Fires have a significant impact on soil carbon stocks because combustion transforms carbon into either CO2 or in the production of recalcitrant pyrogenic organic matter (PyOM). PyOM is chemically heterogeneous and composed of a spectrum of fixed organic carbon (C), ranging from living plant biomass to completely charred material and soot. Pyrogenic carbon can modify microbial activity via promotion of microbial metabolism of PyOM as an energy or nutrient source, alteration of physical and chemical properties of the soil, or by interference of microbial signaling. As documented in Chapter 3, we were interested in bacterial species whose metabolic activities were promoted by the PyOM generated by fire. We targeted and isolated post-fire bacteria which can utilize the complex carbon compounds, found in PyOM, from fire-affected soils collected from wildfire sites across Northern California, in addition to soil collected from our prescribed burn sites. We find two bacterial genera, Streptomyces sp. and Paraburkholderia sp., were the dominate species in our post-fire isolate collection, suggesting they have the metabolic potential to utilize carbon substrates found in PyOM. Further, preliminary experiments reveal that a post-fire isolate from our prescribed burn sites, Paraburkholderia caledonica F3, can grow on aromatic carbon substrates in the lab. Finally, genomic analyses reveal that Paraburkholderia caledonica F3 possess the metabolic potential to degrade a variety of complex aromatic carbon compounds found in PyOM. These findings provide an exciting and promising outlook for the application of these post-fire bacteria for bioremediation efforts following fire.
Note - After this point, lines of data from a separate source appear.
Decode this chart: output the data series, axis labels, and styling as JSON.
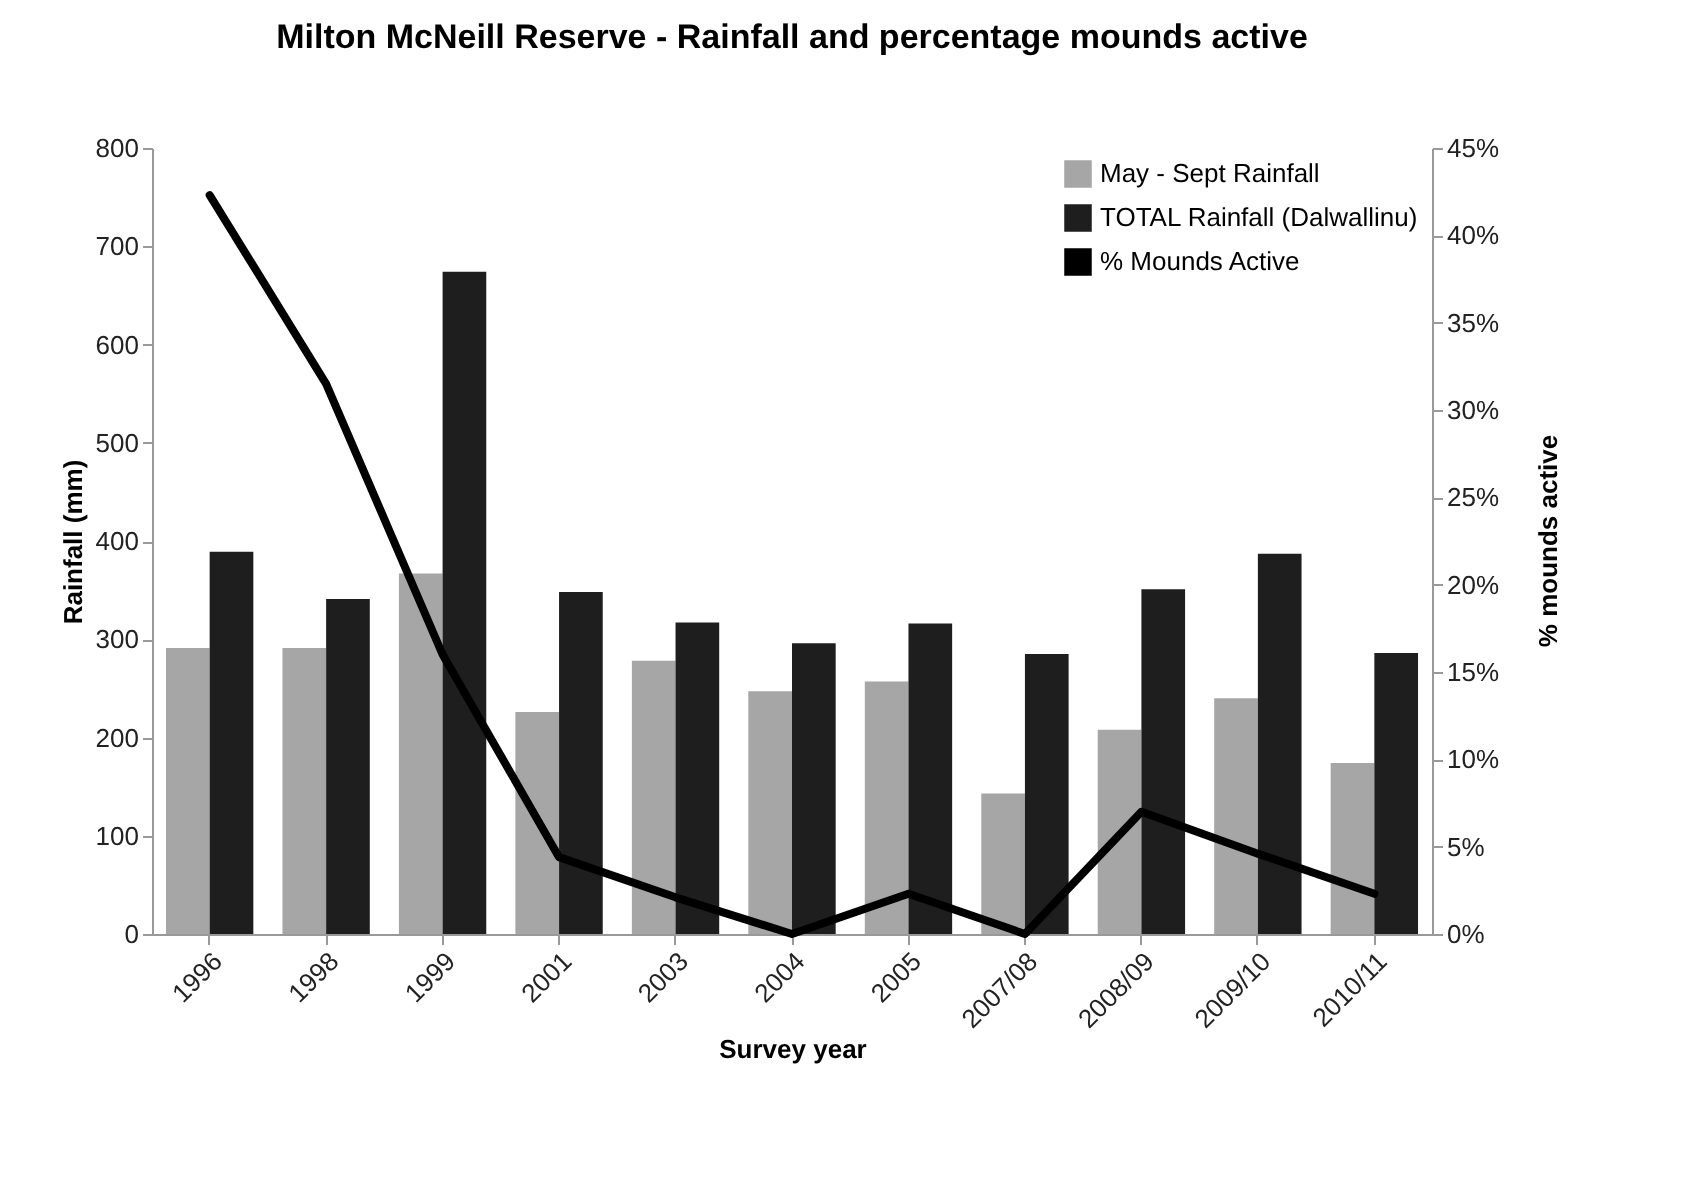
{
  "chart_data": {
    "type": "bar",
    "title": "Milton McNeill Reserve - Rainfall and percentage mounds active",
    "xlabel": "Survey year",
    "ylabel": "Rainfall (mm)",
    "y2label": "% mounds active",
    "categories": [
      "1996",
      "1998",
      "1999",
      "2001",
      "2003",
      "2004",
      "2005",
      "2007/08",
      "2008/09",
      "2009/10",
      "2010/11"
    ],
    "series": [
      {
        "name": "May - Sept Rainfall",
        "type": "bar",
        "color": "#a6a6a6",
        "values": [
          291,
          291,
          367,
          226,
          278,
          247,
          257,
          143,
          208,
          240,
          174
        ]
      },
      {
        "name": "TOTAL Rainfall (Dalwallinu)",
        "type": "bar",
        "color": "#1e1e1e",
        "values": [
          389,
          341,
          674,
          348,
          317,
          296,
          316,
          285,
          351,
          387,
          286
        ]
      },
      {
        "name": "% Mounds Active",
        "type": "line",
        "axis": "y2",
        "color": "#000000",
        "values": [
          42.3,
          31.5,
          16,
          4.4,
          2.1,
          0,
          2.3,
          0,
          7,
          4.6,
          2.3
        ]
      }
    ],
    "ylim": [
      0,
      800
    ],
    "yticks": [
      0,
      100,
      200,
      300,
      400,
      500,
      600,
      700,
      800
    ],
    "y2lim": [
      0,
      45
    ],
    "y2ticks": [
      {
        "value": 0,
        "label": "0%"
      },
      {
        "value": 5,
        "label": "5%"
      },
      {
        "value": 10,
        "label": "10%"
      },
      {
        "value": 15,
        "label": "15%"
      },
      {
        "value": 20,
        "label": "20%"
      },
      {
        "value": 25,
        "label": "25%"
      },
      {
        "value": 30,
        "label": "30%"
      },
      {
        "value": 35,
        "label": "35%"
      },
      {
        "value": 40,
        "label": "40%"
      },
      {
        "value": 45,
        "label": "45%"
      }
    ],
    "grid": false,
    "legend": "top right",
    "marker": "none",
    "line_style": "solid"
  }
}
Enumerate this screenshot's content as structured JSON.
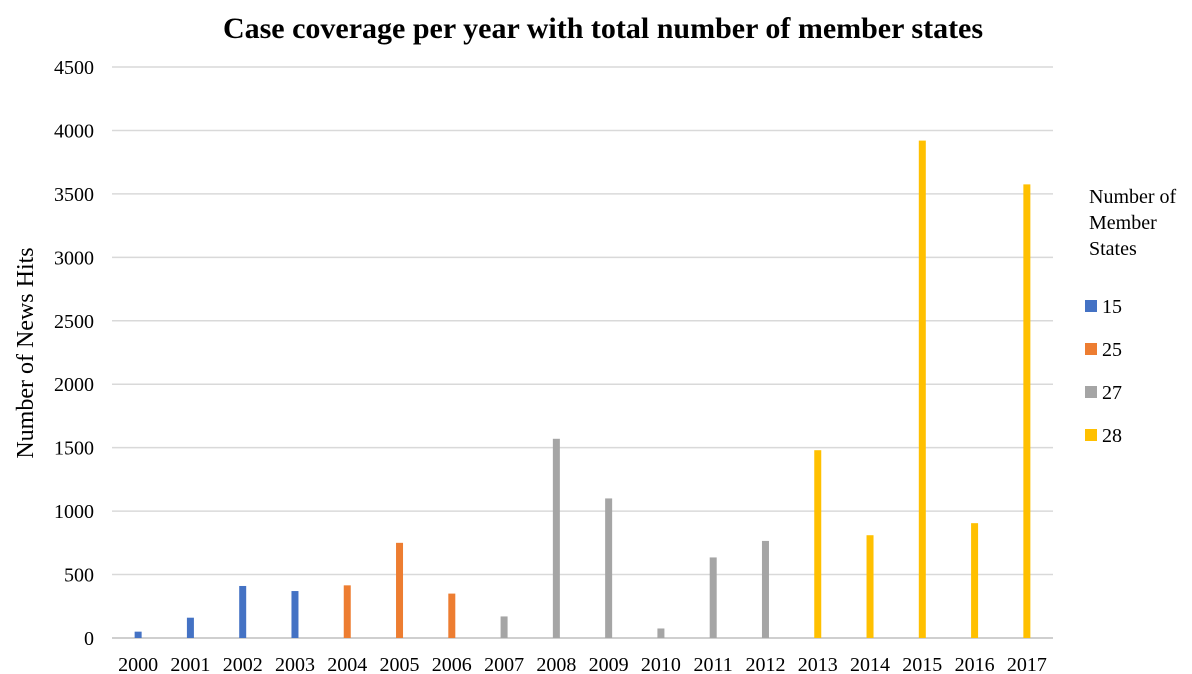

Bioremediation utilizes the naturally occurring abilities of microorganisms (or plants) to break down harmful compounds and detoxify a polluted environment. Many of these organisms are native to these ecosystems, thus researchers are particularly interested in uncovering who these microorganisms are and how they can metabolically catabolize toxic compounds, such as aromatics and PAHs. While isolating organisms which are native to environments of interest poses its own challenges, we are still able to strategically and successful isolated these specialists in the laboratory. The arduous task arises in interpreting gene functions which have a phenotype under laboratory conditions. However, recent innovations in high-throughput analysis of mutant phenotypes have improved the rate at which researchers can predict gene functions. As documented in Chapter 4, we applied Random-Barcoded Transposon Sequencing to characterize the functional pathways of aromatic degradation in our laboratory isolate, Paraburkholderia caledonica F3. Here we validate the success of the generation of our Paraburkholderia caledonica F3 barcoded transposon insertion mutant library and propose fitness experiments with compounds of interest which are to follow.